COS supports idempotency to allow requests to be retried without risk of the operation being performed multiple times. This is especially useful in situations where there is a network outage and you are unsure if a previous request had been processed successfully. When in doubt, submit the request again with the same idempotency key in the request header.


Best Practice

Include a unique idempotency key with all POST requests. It will protect against accidental duplicate requests.

It is highly recommended your idempotency key be a V4 UUID, however it can be any value you choose, up to 50 characters. Whenever the API detects a previously processed request, it will automatically return the cached results of the original request. A previously processed request is determined by a combination of same endpoint, request body and idempotency key. If the request body is modified in anyway, it will NOT be seen as a duplicate request and will be processed normally.
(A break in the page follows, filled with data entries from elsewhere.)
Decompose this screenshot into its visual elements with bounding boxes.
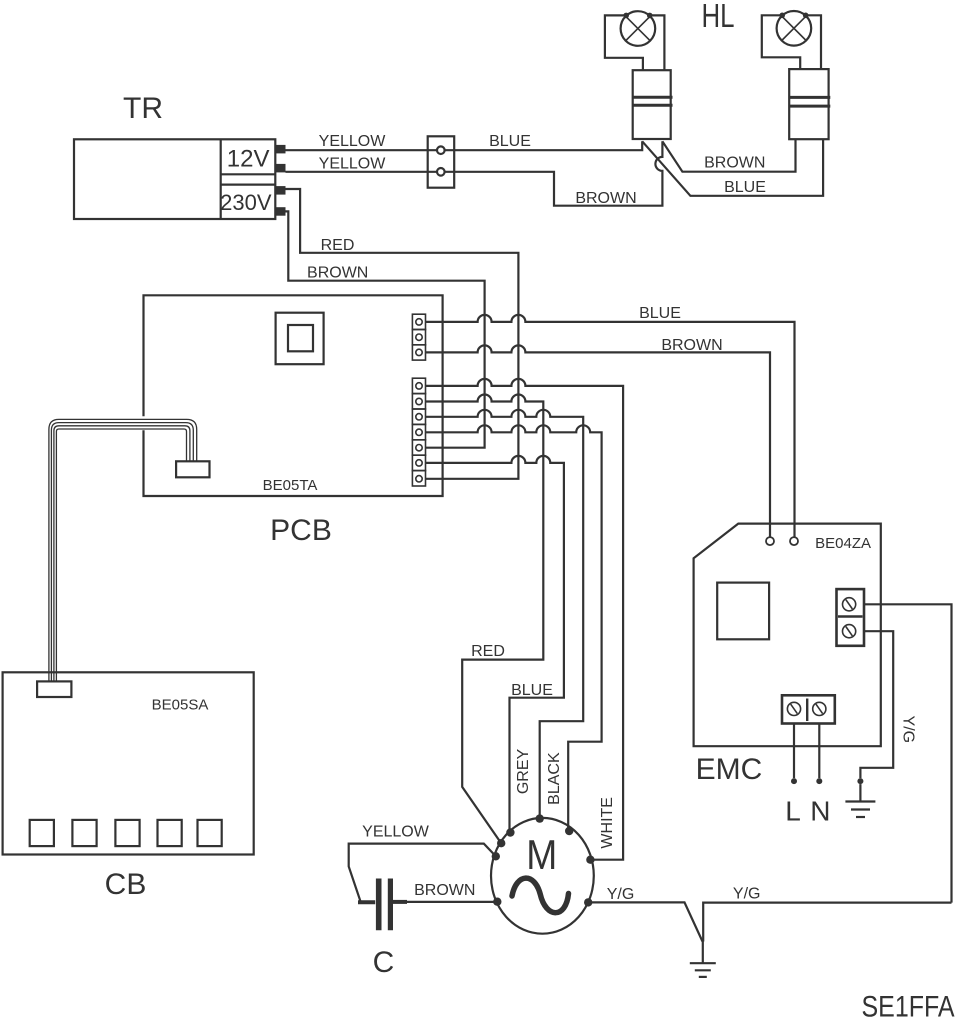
svg-text:BROWN: BROWN (575, 190, 636, 207)
svg-text:N: N (810, 796, 830, 827)
svg-text:BLACK: BLACK (546, 752, 563, 805)
svg-text:YELLOW: YELLOW (362, 824, 430, 841)
svg-text:SE1FFA: SE1FFA (862, 991, 955, 1018)
svg-text:Y/G: Y/G (607, 886, 635, 903)
svg-text:L: L (785, 796, 801, 827)
svg-text:BLUE: BLUE (639, 305, 681, 322)
svg-text:TR: TR (123, 92, 163, 125)
svg-text:WHITE: WHITE (599, 797, 616, 849)
svg-text:Y/G: Y/G (900, 716, 917, 744)
svg-text:RED: RED (321, 237, 355, 254)
svg-text:YELLOW: YELLOW (319, 156, 387, 173)
svg-text:YELLOW: YELLOW (319, 133, 387, 150)
svg-text:BROWN: BROWN (414, 882, 475, 899)
svg-text:BLUE: BLUE (511, 682, 553, 699)
svg-text:PCB: PCB (270, 514, 332, 547)
svg-text:BROWN: BROWN (661, 337, 722, 354)
svg-text:BE04ZA: BE04ZA (815, 535, 871, 552)
svg-text:BE05SA: BE05SA (152, 697, 209, 714)
svg-text:C: C (373, 946, 395, 979)
svg-text:BE05TA: BE05TA (263, 477, 318, 494)
svg-text:CB: CB (105, 868, 147, 901)
svg-text:EMC: EMC (696, 753, 763, 786)
svg-text:GREY: GREY (515, 749, 532, 795)
svg-text:230V: 230V (220, 190, 272, 215)
svg-text:BLUE: BLUE (489, 133, 531, 150)
svg-text:RED: RED (471, 643, 505, 660)
svg-text:BROWN: BROWN (704, 155, 765, 172)
svg-text:Y/G: Y/G (733, 886, 761, 903)
svg-text:12V: 12V (227, 145, 270, 172)
svg-text:M: M (526, 831, 557, 878)
svg-text:BROWN: BROWN (307, 265, 368, 282)
svg-text:BLUE: BLUE (724, 179, 766, 196)
svg-text:HL: HL (702, 0, 735, 34)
COS will guarantee this behavior for up to 7 days from the date of the original request. Given this, if the intent is to process the request a second time, the idempotency key should always be changed to a new value. It is not recommended to rely on the age of the original request as the deciding factor.
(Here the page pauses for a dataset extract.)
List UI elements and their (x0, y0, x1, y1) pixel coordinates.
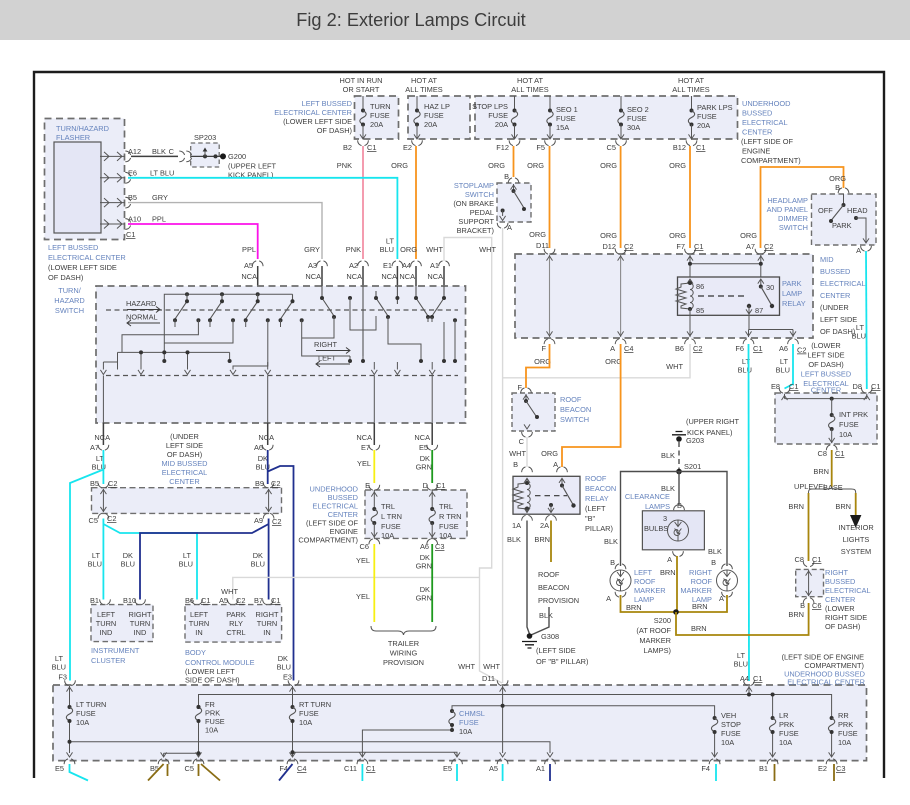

GET and DELETE requests are naturally idempotent and do no require a key to be passed. The key will simply be ignored if present for these requests.

You can detect if the request is being handled as a duplicate and returning a cached response, by looking for the "original-request-id" response header. That header value will correlate to the request-id of the original request processed under the idempotency key provided.

Using an Idempotency Key

The key is passed in the request header as follows:

idempotency-Key: 'xxxxx'

Client Identifiers

It is recommended you pass a unique internal identifier for the payment or transaction being sent to COS in the clientIdentifier field if available. This can be any string value up to 50 characters. Note that COS does not enforce uniqueness or idempotency based on this value and it is optional. It is however an important part of implementing your idempotency solution. This value can be used to search for a payment to check if COS had successfully processed your request when in doubt. This should not be done if the response indicates success. It is only to be used in edge cases when there is doubt regarding the response (i.e. an exception occurred)

For example, you resubmit a request using the same idempotency key and the cached response indicates an error occurred. Before resubmitting with a new idempotency key it is recommended the payment is searched for using your clientIdentifier. If a result is returned, then there is no need to resubmit and you should record the payment details returned accordingly. If no results are returned, then the payment should be resubmitted using a new idempotency key. When searching by clientIdentifier, be sure to include a from and to date parameter. If omitted, the default search period is 24 hours.